Убил бы Хорька и что дальше? Кто, кроме него, может рассказать, где искать Зеленого?! А резать все равно придется, в живых такого врага оставлять нельзя…
– Сэр страж, у меня нет брата-близнеца. Понимаете, там, в подвале была просто работа. Живой страж в такой пикантной ситуации – удача для нашего ордена неслыханная, я не мог не использовать это. Думаете, мне приятно было? Да расскажи вы секреты полуденных, я бы немедленно все прекратил. Лучшая еда, лучший врач города – все для вас сделать готов был. Я же не виноват, что вы решили запираться до конца! Здесь позиции нашего ордена не слишком сильны, так что время работало против меня, вот и пришлось идти на крайние меры. Прошу прощения, что так с ногами вашими обошлись, но все не настолько страшно, как кажется. Винты до конца не закручивали, через пару месяцев все бы зажило. С годик похромать, и все можно забыть. А вам и года не понадобилось – скачете, будто жеребец молодой. Знаете, там, в подвале, я подумал было, что вы и впрямь тайну стражей не знаете, и вообще… Но нет, не прав был! Только страж, причем далеко не последний страж, может за день переломы излечить и не выдать тайну под такими пытками. Восхищен вами и горжусь знакомством! Вы очень непростой человек и, подозреваю, не последний страж в вашей иерархии. Совсем юны, а столько достигли. Мне, право, жаль, что вам пришлось столько выстрадать. Не стоило запираться и молчать, вы ведь нам попросту выбора не оставили.

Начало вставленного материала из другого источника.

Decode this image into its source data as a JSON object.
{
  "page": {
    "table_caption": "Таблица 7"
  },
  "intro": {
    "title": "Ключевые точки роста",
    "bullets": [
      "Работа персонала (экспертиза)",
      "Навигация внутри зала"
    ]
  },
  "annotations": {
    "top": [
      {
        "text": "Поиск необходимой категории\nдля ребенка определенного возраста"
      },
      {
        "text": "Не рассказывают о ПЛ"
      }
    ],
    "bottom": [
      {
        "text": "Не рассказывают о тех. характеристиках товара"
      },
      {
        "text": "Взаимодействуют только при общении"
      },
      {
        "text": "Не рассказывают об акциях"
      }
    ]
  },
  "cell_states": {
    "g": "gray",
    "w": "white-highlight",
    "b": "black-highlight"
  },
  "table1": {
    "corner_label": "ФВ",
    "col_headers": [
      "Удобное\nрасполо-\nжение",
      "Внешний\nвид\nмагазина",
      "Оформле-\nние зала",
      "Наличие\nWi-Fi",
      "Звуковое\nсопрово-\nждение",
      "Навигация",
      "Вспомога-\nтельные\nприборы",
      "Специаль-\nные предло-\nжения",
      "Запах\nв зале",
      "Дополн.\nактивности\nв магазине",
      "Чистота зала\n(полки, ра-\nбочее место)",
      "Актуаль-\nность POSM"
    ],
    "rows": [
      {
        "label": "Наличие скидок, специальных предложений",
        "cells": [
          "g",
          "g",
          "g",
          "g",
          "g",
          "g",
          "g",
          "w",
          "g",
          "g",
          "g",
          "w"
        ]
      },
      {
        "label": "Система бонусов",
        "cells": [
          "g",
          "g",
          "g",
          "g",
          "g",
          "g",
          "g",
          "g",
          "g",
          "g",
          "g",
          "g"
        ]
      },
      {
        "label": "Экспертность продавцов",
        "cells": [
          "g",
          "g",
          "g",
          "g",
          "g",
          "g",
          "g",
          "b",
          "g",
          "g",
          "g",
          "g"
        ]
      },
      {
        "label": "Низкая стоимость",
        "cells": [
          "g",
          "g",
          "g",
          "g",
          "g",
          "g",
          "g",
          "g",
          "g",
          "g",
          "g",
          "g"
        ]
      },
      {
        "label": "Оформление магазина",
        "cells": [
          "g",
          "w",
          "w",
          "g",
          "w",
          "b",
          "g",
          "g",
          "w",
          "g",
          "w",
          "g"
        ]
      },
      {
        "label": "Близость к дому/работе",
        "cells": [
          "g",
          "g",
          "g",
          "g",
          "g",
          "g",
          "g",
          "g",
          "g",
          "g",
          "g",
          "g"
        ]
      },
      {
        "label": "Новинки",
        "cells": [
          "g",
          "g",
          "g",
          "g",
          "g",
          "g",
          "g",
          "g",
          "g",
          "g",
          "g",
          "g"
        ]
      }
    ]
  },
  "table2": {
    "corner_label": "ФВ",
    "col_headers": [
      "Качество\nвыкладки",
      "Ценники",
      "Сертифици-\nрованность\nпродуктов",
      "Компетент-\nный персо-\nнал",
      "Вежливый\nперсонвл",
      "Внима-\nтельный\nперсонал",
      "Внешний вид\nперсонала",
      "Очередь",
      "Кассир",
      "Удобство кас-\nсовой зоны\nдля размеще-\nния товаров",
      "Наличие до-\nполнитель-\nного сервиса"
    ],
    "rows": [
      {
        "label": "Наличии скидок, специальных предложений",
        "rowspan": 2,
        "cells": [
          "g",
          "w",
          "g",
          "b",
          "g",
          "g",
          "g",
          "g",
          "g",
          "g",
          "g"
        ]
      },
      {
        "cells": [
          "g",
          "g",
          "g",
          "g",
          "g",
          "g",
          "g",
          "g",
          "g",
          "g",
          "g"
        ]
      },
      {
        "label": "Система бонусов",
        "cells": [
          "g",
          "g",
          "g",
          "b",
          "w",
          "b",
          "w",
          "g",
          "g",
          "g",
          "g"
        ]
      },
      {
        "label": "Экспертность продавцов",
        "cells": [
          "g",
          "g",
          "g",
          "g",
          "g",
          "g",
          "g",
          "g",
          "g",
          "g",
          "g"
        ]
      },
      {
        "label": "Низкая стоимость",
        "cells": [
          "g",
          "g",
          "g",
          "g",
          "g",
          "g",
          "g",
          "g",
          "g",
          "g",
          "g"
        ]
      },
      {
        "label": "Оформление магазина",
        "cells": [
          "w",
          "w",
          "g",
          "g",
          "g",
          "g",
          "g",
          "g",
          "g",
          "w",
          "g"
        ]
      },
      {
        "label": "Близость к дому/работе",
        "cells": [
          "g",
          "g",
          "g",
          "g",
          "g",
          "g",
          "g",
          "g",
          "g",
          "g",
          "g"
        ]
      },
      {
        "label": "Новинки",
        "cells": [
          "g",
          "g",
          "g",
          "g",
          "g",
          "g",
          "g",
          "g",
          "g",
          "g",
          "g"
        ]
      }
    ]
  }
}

Ну и фрукт этот Цавус! Меня выставляет виноватым в том, что меня же пришлось пытать! Надо срочно его заткнуть, а то епископ уже на массивную вазу поглядывает, явно намереваясь разбить ее об инквизиторскую голову. Рано убивать, он еще ничего не рассказал толком.
– Не уклоняйтесь от темы. Мы говорили о Зеленом.
– Но я же ответил, что он у герцога Шабена. Не знаю, зачем ему понадобилась птица, об этом меня спрашивать бесполезно. Оружие ваше, кстати, я здесь сохранил, будто догадывался, что пожалуете за вещами. Меч, которым вы наследника Мальрока убили, вон за той портьерой, рядом с вашей кольчугой подвешен. Кольчугу, кстати, мы заштопали у местного кузнеца, меч наточили – вы его о сталь немного иззубрили. А вон в том шкафу – ваш самострел, его даже чинить не потребовалось. Сами убедитесь, что все в полном порядке, можете забирать.